Chaque fois qu'une telle crise transfrontalière émerge, il y faut une
réponse internationale basée sur la coopération, comme dans le cas du
réchauffement climatique. De même que les virus, les gaz à effet de
serre sèment le chaos et impactent fortement tous les pays du fait des
ravages causés par le réchauffement climatique et les événements
météorologiques extrêmes qui lui sont associés.
Aucun
président américain n'a fait autant que Donald Trump pour ébranler la
coopération internationale et affaiblir le rôle de l'Etat. Pourtant,
face à un événement tel qu'une épidémie ou une inondation, nous nous
tournons vers l'Etat, parce que nous savons qu'il y faut une réponse
collective. La réponse individuelle est insuffisante et nous ne pouvons
pas compter sur le secteur privé. Trop souvent, cherchant à augmenter
leurs profits, les entreprises voient les crises comme une occasion pour
augmenter les prix, comme on le constate avec les masques de protection.

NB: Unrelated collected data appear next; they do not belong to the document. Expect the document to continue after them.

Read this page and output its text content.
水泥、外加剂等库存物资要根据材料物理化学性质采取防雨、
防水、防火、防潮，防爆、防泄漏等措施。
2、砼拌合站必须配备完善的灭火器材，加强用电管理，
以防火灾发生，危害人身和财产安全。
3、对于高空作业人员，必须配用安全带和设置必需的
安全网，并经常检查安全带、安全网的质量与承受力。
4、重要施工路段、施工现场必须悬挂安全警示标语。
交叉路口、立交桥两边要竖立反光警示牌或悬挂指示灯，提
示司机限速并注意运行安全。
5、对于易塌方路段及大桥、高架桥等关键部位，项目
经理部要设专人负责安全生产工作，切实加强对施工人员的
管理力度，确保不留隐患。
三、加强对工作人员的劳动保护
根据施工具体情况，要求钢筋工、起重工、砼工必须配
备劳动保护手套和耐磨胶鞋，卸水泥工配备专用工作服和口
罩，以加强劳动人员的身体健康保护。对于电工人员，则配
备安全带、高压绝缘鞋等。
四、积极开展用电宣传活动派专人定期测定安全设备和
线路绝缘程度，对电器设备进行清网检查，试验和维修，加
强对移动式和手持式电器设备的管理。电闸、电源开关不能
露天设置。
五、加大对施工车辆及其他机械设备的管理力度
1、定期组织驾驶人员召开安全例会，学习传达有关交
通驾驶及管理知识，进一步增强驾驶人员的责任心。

Malheureusement, depuis le président Reagan on nous serine
que "l'Etat n'est pas la solution à nos problèmes, mais qu'il constitue
le problème". Croire cela conduit dans une impasse, mais Trump va plus
loin dans cette direction que tout autre dirigeant américain.
Aux USA c'est une institution scientifique des plus vénérables, le Centre pour le contrôle et la prévention des maladies (CDC, Center for Disease Control and Prevention)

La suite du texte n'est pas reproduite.